What about the second strategy?  Mixing capsaicin into the opiate would provide a strong disincentive to tampering with the drug.  Grinding it up and snorting it would be extremely unpleasant.  However, a person with asthma could stop breathing.  Also, some people no doubt will try to inject the medication in order to produce euphoria.  I don't know what happens if capsaicin is injected, but I'm sure it is bad. 

The real news in this story is not, as the headline suggests "Drug Makers Hope to Kill the Kick in Pain Relief."  The real story is this: drug makers are willing to expose people to really dangerous stuff in order to sell more pills.

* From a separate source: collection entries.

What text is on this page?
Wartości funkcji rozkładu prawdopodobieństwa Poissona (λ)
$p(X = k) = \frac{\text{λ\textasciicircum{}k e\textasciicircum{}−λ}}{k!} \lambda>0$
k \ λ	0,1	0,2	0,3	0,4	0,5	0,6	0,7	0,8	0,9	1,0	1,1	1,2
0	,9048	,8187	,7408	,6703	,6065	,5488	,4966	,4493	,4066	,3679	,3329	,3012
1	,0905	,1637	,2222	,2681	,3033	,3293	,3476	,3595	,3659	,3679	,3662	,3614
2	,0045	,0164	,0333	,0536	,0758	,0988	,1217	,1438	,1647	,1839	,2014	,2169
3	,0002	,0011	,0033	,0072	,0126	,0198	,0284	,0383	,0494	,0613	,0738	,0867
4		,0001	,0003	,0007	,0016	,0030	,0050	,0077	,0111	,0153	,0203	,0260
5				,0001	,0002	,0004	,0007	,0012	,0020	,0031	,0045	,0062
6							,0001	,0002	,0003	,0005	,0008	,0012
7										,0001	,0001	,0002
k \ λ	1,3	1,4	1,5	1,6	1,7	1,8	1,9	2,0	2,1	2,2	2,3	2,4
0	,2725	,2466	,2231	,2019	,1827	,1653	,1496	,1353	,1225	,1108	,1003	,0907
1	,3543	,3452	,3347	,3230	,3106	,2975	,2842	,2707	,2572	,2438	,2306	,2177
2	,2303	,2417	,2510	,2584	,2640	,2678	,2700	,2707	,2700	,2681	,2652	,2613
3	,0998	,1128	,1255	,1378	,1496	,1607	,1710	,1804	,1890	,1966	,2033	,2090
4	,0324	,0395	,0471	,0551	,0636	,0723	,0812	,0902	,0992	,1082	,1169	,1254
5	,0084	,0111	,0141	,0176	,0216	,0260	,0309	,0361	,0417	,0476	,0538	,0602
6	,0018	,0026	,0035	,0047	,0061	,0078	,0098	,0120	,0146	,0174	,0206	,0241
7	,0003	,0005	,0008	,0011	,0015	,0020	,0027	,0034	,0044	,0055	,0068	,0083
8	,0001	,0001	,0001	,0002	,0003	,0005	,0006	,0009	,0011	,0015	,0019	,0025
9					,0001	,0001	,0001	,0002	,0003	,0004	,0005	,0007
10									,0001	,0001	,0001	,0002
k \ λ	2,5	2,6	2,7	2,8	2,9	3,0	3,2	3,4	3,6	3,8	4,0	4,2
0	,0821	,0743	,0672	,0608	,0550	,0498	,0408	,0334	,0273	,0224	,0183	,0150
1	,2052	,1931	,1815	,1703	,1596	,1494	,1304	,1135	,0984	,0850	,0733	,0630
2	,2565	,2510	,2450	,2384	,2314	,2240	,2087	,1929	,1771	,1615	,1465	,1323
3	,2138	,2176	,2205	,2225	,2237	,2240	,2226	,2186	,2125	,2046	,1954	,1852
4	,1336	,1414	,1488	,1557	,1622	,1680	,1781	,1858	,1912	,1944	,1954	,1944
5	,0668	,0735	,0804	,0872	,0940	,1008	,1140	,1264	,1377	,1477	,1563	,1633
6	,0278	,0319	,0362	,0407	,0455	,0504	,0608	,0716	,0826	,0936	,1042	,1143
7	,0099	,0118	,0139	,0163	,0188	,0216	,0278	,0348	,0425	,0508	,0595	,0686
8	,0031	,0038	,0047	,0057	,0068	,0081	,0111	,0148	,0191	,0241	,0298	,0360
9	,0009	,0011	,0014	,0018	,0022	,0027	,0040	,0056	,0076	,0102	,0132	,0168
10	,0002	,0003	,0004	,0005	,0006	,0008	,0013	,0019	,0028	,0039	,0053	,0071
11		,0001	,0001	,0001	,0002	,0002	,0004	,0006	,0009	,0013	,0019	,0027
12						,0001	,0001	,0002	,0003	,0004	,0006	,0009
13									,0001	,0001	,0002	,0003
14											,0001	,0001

Now, I don't have anything against people making money.  And I agree that abuse of prescription opiate medication is a big problem.  I even agree that the drug abuse problem is so bad, that in some cases a little risk could be justified.  But why take any risk at all, if it can be avoided?

The nutty thing about this, is that the article is about people who are essentially re-inventing the wheel.  And the new wheel is not as good as the old one. 

Opiates are not the only prescription drugs that are abused.  Stimulants, such as methylphenidate (Ritalin ®), are abused fairly often.  ALZA Corporation addressed this by producing Concerta ®.  Concerta is a slow-release capsule that so far has defied efforts to circumvent the slow-release mechanism.  A good chemist could extract the active ingredient and abuse it, but it would be too much trouble for this to be feasible.  Likewise, Novartis produces Ritalin ® LA .  This has turned out to have a much lower potential for abuse than regular Ritalin.   The technologies in Concerta and Ritalin LA are available already, have proven their worth, and do not pose any hazards. 

I am not claiming that this would solve the problem.  Some people will abuse anything.  There are people who abuse Haldol, for example.  But there is no point in replacing a round wheel with an octagonal one, even if the octagon gives a safer ride than the hexagon.  Putting an opiate antagonist (such as naltrexone), or an irritant, (such as capsaicin) into Oxycontin might work, but it might kill a few people too.